Several functions exist that can help to sanitize data before display on a page. The choice of function appropriate for a specific situation is somewhat dependent on the nature of the data and the intent of the display. Data intended to be included in an HTML tag's attribute will need to be formatted in a different way than text designed to be displayed on a web page. Data that is nested inside other formatting or scripting elements can be particularly difficult to sanitize.
In general, the approach or white listing known good output is safest. There are a broad range of XSS safety functions native to PHP that range in terms of effectiveness. When possible use the most comprehensive data sanitizing function whenever possible. Only in cases where rules for display of certain data necessitate that scrubbing be relaxed to allow certain characters or element should the less effective functions be used.
The htmlentities function (http://us2.php.net/manual/en/function.htmlentities.php) trakes, as its first argument a string, and returns the string with every character having an HTML entity replaced by that entity. This means that every 'less than' symbol will be replaced by '<'. This method is extremely effective in preventing XSS since it translates every delimiting character, from quotes to greater than symbols, and turns them into HTML for display. This makes escaping from defined data boundaries nearly impossible. The problem with htmlentities is that it can lead to fairly messy data display since any HTML included will be rendered, rather than hidden. Thus paragraph, anchor, and other tags will show up as text.
The Perl regular expression replacement function (http://us2.php.net/manual/en/function.preg-replace.php) is useful for custom data cleaning situations. Regular expressions can be written to remove control characters as needed to prevent XSS attacks.
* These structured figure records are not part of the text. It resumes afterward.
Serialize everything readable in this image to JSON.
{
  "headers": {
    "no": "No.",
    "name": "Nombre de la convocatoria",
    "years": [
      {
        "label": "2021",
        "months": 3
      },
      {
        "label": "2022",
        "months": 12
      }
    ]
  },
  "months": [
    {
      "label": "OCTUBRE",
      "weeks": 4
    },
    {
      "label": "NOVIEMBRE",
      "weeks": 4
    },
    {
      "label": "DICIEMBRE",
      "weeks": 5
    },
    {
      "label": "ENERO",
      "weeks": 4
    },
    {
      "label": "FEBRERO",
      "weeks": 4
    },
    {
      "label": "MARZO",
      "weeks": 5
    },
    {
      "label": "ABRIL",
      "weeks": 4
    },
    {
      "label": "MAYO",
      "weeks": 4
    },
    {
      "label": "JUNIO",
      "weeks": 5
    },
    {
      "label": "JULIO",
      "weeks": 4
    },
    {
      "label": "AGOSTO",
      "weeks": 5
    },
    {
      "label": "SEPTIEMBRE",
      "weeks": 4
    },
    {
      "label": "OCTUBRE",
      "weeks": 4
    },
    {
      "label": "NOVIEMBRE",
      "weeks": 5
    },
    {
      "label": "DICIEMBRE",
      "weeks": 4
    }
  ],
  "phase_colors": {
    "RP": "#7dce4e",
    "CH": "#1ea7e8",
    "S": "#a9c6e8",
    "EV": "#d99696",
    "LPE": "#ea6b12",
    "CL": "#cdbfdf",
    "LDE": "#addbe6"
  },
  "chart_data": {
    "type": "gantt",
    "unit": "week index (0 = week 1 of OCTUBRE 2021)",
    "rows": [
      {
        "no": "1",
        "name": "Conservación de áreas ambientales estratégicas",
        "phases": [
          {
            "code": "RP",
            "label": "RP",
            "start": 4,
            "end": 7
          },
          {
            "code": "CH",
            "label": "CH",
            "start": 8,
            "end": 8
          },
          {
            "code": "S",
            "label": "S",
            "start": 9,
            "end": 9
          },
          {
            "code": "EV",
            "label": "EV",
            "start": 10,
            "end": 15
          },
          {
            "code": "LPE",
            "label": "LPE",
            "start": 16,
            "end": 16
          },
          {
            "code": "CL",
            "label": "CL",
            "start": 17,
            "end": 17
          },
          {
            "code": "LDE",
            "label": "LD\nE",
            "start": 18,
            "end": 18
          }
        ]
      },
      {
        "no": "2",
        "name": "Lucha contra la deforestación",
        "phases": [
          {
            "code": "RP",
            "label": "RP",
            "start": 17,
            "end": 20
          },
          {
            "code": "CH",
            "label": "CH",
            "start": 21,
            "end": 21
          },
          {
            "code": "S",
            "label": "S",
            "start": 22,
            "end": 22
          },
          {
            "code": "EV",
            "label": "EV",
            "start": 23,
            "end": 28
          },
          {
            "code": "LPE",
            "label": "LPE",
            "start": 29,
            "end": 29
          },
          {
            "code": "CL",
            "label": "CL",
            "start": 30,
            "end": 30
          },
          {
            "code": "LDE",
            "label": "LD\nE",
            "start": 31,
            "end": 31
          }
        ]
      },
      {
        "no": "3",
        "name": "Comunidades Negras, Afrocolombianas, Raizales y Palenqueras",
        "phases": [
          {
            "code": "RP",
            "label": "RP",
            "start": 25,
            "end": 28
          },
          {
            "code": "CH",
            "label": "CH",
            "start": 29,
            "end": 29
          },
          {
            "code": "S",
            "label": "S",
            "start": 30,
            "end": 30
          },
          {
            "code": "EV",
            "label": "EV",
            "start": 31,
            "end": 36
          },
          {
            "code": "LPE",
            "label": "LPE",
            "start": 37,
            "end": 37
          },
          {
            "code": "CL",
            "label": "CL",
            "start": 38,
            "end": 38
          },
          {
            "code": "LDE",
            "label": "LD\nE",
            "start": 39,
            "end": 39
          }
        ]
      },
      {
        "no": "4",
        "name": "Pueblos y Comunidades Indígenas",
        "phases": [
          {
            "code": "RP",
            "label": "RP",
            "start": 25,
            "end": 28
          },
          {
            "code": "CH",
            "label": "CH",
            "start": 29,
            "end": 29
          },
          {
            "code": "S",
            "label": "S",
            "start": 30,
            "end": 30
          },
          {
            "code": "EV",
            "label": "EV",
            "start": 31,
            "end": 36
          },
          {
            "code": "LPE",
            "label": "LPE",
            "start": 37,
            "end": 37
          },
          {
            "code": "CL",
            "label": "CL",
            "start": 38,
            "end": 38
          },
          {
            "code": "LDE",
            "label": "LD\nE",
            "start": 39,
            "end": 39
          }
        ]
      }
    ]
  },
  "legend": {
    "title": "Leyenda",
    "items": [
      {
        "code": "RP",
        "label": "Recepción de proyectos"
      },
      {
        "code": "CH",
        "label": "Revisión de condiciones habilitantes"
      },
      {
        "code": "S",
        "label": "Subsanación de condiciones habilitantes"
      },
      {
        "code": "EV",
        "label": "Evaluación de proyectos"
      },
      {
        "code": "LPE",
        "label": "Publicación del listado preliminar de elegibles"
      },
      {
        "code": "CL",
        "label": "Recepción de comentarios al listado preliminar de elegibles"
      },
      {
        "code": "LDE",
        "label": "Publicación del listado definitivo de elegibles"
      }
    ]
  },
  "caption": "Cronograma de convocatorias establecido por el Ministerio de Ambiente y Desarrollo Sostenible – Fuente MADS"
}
Use of this function grants an extremely fine gain of control but can also lead to errors of oversight.
The urlencode function (http://us2.php.net/manual/en/function.urlencode.php) is also extremely useful in preventing XSS attacks, especially in places where links are to be displayed. The urlencode function will encode functions for browsers, for instance replacing spaces with %20. URL encoded strings will have all special and control characters translated, so effectively prevents XSS, but can make for messy display in cases where the output string is not utilized as a link.